I have upgraded right now Sendy to 1.1.7.3 and the result of it is all the Russian names in brands/brands data are now displayed garbled every character is displayed as if ASCII is in effect , not Unicode).

When I have tried to replace it with Russian strings once again, I only saw question marks in text fields.

Looks like the upgrade has destroyed Unicode support for certain fields.

Updated: better subject set.

What I am expected to do now?

Comments

  • Sorry for typos. I only tried to re-assign one affected brand name/description.

    Note that confog.php contains a parameter ($charset) missing in previous versions.

    My ability to send any campaigns in Russian is completely paralyzed now and I would appreciate your assistance in fixing charset representation/whatever problem.

  • Also: re-uploading database dump I made prior to applying upgrade didn't help.

    The problem is definitely in software (Sendy), which stopped supporting Unicode in certain fields.

  • Hi @temmokan,

    1.1.7.3 does not have any changes to do with the charset. Since 1.1.6.3 sets character set to UTF8 for each database connection (which you can change in config.php to something else), there are no changes to character sets at all in versions after that.
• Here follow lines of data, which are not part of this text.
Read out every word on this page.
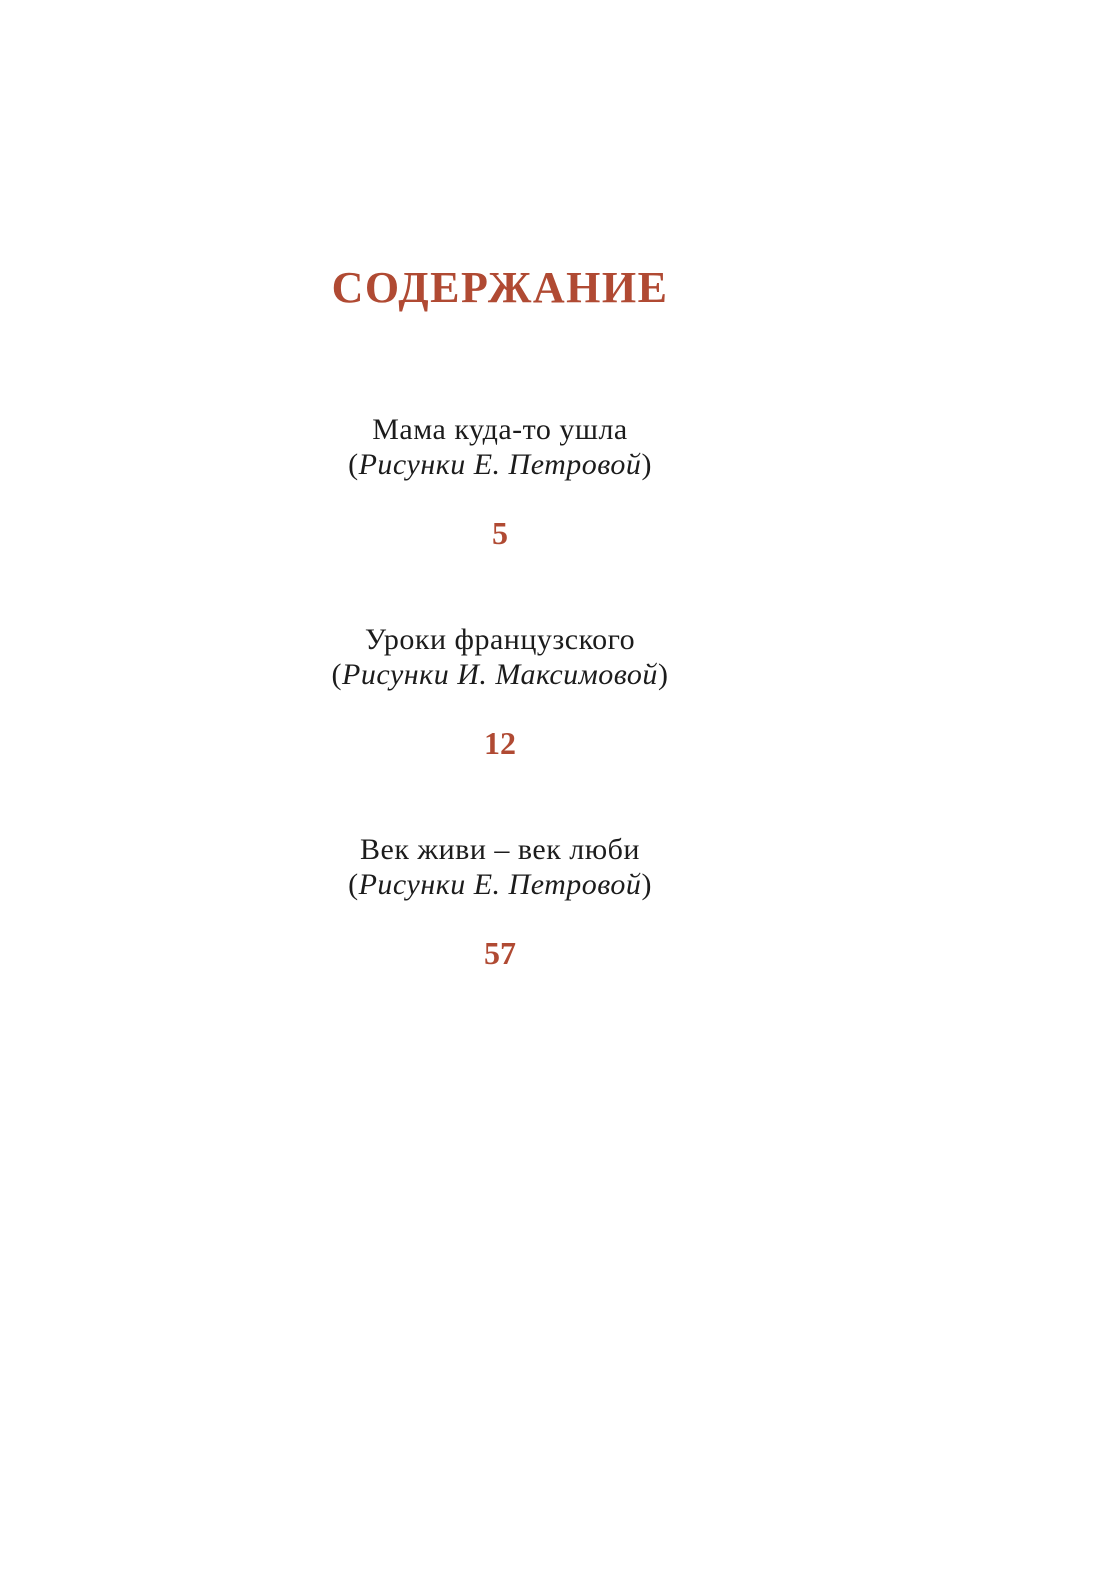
СОДЕРЖАНИЕ
Мама куда-то ушла
(Рисунки Е. Петровой)
5
Уроки французского
(Рисунки И. Максимовой)
12
Век живи – век люби
(Рисунки Е. Петровой)
57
    Send me some Russian characters and I can try on my side.

    Thanks.

    Best regards,
    Ben

  • That doesn't solve my problem. All Unicode strings taken from database are not treated as Unicode, even though $charset = 'utf8' is set in config.php.

    How shall I send you some Russian characters? Will this:

    "Каким образом переслать вам русский текст?"

    do?

  • Note: all default character sets at my side are set to utf8. Issuing '\s' commmand after connecting to DB gives:

    ...
    Server characterset: utf8
    Db characterset: utf8
    Client characterset: utf8
    Conn. characterset: utf8
    ...

  • OK, I start to see the problem.

    In the tables, all text field have this collation assigned:

    latin1_swedish_ci

    That's not Unicode-friendly. Something like utf8_unicode_ci should be used.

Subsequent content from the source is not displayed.